И в такие дни так не верится, что прибежит когда-нибудь мокрая рябая курица и завалит белой скорлупой все на свете.
Мне страшно хотелось плакать. Это все проклятая старуха, это все весна, дура и тварь.
Сержант-симпатяга внимательно читал газету у подоконника, слушая, как кряхтит один из конвойных, сгруппировавшийся в кабинке, и насвистывает другой, натирая сапоги войлочной лентой.
– Уже постирал? – тихо сказал он, подняв свои печальные глаза.
Вода шелестела, как далекий веселый ливень в кроне густого тополя.
– Нет, – качнул я головой. С трудом качнул.
– А чего?
– И не буду! – Лопнуло во мне, и потекла горячая зыбь по телу, застывая ноющими сосульками в пальцах, делая ноги ватными и звуки глухими.

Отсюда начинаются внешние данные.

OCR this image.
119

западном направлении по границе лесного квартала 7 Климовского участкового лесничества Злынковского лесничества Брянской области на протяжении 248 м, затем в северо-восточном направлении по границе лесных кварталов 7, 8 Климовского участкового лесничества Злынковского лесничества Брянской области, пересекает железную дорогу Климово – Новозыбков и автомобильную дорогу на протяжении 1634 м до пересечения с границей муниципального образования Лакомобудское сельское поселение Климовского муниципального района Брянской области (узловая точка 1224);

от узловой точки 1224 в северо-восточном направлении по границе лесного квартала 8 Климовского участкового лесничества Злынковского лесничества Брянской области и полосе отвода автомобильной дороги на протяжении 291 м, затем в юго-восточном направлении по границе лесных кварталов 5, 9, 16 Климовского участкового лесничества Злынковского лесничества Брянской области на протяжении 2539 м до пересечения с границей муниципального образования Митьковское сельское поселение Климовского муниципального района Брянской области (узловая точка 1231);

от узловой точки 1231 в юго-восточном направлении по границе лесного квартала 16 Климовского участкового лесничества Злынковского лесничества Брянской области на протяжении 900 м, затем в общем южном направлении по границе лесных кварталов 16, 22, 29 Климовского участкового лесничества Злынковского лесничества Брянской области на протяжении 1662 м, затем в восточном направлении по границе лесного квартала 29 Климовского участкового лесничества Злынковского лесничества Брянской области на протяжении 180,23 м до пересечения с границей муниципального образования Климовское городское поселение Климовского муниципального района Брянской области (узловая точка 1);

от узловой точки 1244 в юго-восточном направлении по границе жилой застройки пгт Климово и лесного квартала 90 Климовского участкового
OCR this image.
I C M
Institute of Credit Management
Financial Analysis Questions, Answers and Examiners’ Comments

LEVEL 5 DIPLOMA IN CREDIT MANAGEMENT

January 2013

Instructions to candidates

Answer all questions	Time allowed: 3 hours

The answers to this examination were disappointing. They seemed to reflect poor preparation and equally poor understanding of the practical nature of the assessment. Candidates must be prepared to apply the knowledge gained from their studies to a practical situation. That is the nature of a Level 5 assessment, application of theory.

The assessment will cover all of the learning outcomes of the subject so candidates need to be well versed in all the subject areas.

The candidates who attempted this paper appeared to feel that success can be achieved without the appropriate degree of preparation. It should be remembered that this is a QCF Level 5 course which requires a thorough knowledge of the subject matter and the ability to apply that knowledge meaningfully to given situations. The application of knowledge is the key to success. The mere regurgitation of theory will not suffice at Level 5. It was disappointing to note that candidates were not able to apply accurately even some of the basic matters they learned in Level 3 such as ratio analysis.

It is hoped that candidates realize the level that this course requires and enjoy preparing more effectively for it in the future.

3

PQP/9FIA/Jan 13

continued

– И почему? – Забил по шляпку очередной гвоздик-вопрос грустный сержант, ничуть не меняясь лицом.
– Та-ак, мля-а… – заревел конвойный за спиной, делая ко мне два широченных шага, по-хозяйски расправляя складки под ремнем.
– Да погоди, Никита, – сморщился сержант и повторил тихо и скучно: – Так почему?
– Я и по салабонству никогда не стирал. Пахать – пахал, получать – получал, а стирать не брал, хоть и били. Я не шестерка. У нас это только шестерки делали. Я свое честно отпахал.
– Что-о? – Весь аж искривился конвойный, дернув рукой; я резко отпрянул к стене с бешеным замиранием сердца.
– Да подожди ты, – резко сказал сержант. – Так почему? У нас все «хэбэ» стирают. Шестерки сапоги чистят. Да и не узнает никто об этом у тебя в части… Если только поэтому. – Он медленно улыбнулся, и качнулся немного грустный мирок в его глазах, закачалось немного их озерное таинство – и не понять, что выплывет из этих смешавшихся капелек за камышом ресниц. – Если только поэтому…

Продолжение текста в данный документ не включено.